感想 瀬戸口みづき 『ローカル女子の遠吠え』1巻及び2巻


瀬戸口みづき ローカル女子の遠吠え【電子限定版】 1巻


瀬戸口みづき ローカル女子の遠吠え【電子限定版】 2巻

(画像のリンクが物理書籍のページ、文章のリンクがkindle版のページ)

 大体の内容「しぞーかへようこそ! 出戻りだけど!」。東京でバリバリ働いていた有野りん子さん。しかし、水が合わないのか馬が合わないのか、とにかく東京での仕事に行き詰まりを感じ、故郷静岡に戻ってきたりん子さんを待っていたのは、変わらぬ静岡の気質なのでありました。そういう内容ながらあまりに濃厚な故郷あるあるをぶち込んでくる漫画。それが『ローカル女子の遠吠え』なのです。
 この漫画はご当地あるある系漫画、とひとくくりにすることも可能です。ですが、それではあまりにもダダ漏れしてしまうものがある。そういう漫画なのです。何が漏れ出てくるかというと、そのあまりに深く狭く堀り過ぎて誰が入れるの? というくらいに尖りきった静岡あるあるぶりです。
 あるある系というのには深く狭く掘る場合と浅く広く掘る場合の2パターンがあるかと思います。浅く広く掘れば入ってくる人は多いけど熱心な人の熱量が低い傾向があり、逆に深く狭く掘れば熱心な人の熱量は相当だけどペイできるの? であります。

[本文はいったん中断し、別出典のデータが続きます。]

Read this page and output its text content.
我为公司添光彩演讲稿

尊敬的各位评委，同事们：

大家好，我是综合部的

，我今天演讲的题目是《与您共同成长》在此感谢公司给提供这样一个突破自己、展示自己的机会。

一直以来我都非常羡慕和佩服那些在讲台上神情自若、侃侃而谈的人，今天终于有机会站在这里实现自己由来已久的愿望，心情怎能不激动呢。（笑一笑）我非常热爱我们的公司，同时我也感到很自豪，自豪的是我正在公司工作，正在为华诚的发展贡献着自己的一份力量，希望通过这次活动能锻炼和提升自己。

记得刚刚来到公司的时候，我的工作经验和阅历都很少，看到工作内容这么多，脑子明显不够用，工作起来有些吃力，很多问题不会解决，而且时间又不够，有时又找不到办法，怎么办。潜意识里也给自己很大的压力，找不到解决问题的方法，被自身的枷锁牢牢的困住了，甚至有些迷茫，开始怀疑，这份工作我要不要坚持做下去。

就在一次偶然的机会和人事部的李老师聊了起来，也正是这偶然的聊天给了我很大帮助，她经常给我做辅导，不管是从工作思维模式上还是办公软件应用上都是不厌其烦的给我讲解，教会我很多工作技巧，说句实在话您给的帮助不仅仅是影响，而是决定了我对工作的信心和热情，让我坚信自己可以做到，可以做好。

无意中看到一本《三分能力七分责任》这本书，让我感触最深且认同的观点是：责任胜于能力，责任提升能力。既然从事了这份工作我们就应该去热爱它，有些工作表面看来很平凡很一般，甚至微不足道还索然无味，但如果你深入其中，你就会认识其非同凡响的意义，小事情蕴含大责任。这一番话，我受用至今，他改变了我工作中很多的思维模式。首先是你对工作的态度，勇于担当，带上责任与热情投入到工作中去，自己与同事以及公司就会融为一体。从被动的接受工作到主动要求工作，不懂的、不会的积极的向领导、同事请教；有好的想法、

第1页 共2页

この辺の匙加減が、あるあるネタの成立しやすさと関わってきます。
 で、ロー女はどうか、というとこれは濃いです。自分は静岡県民ではないので濃いのは分かるけどどこまでなのか、なんですが、分かっている人からすると濃すぎて出がらしで十分な味のお茶が出来るレベルだそうで、つまり繰り返しになりますが深く掘り過ぎて誰が入るの? なあるあるネタとなっております。この極濃の静岡ネタは、それゆえに別のレイヤーを立ち上げてしまいます。
 それは、あるあるネタあるある。というトートロジーめいたそれです。あまりにあるあるネタの濃度が高すぎて、意味が分かっていないから、
「こういうあるあるネタ、あるある」
 という抽象化した受け取り方をしてしまうことになるのです。そのまま、自分の所、つまり郷里の場合のこのパターンのあるあるは、とか考えてしまうのです。そういう意味において、この漫画のリーチはあまり短いように見えてかなり長くなっている、という狭く尖りくし過ぎたがゆえに層をぶち破って、あるある漫画の定義的な世界にまで足を突っ込んでいるとさえいえるでしょう。これが計算なら凄いんですが、どうなのかはまあ見て考えてみてください。←投げやり
 さておき。
 かよう、あるある漫画としての規格をぶち破っている感があって奇天烈な漫画かと思われてしまった方もいるかもしれませんが、安心していただきたい。この漫画は基本的にサラリーマンコメディのそれです。強度な郷土あるあるでがっちりコーティングされている部分もありますが、きちんとサラリーマンコメディとしても成り立っています。それも、強度に。
 りん子さんが会社で色々しながら郷土あるあるするのが基本形ですが、そこに歯に衣着せぬ発言で静岡に左遷された雲春さん(左遷前は東京に)とか静岡で東京を夢見る桐島さん(東京に憧れ過ぎて雲春さんを狙っている)とか、前職がブラックだったりん子さんの同級生ハッチさん(基本目が死んでいる)とか、多様なレイヤーでサラリーマン漫画として成り立たせています。この部分がこの漫画が単なるご当地あるある漫画とは一線を画すところです。
 あと、りん子さんの人間性がこの漫画を上手く締めているところがあります。基本真面目で委員長気質なのに、東京ではデザイナーの仕事を、というそれ向いていますか? というのがりん子さん。実際向いてないと思ってUターンしたんですが、その後の就業先ではきっちりと仕事出来て一目置かれている、けど本人はこれでいいのか? という。話が進むにつれてそれ程気にしてないような感じになっていますが、でも偶にまだ東京への未練も見えたり。そういうところをして、遠吠え、というのかもしれません。でも基本吠えてないんですけどね。
 そういう訳で、あるあるネタ漫画の真骨頂にしてサラリーマン漫画の王道でもある漫画。それが『ローカル女子の遠吠え』なのです。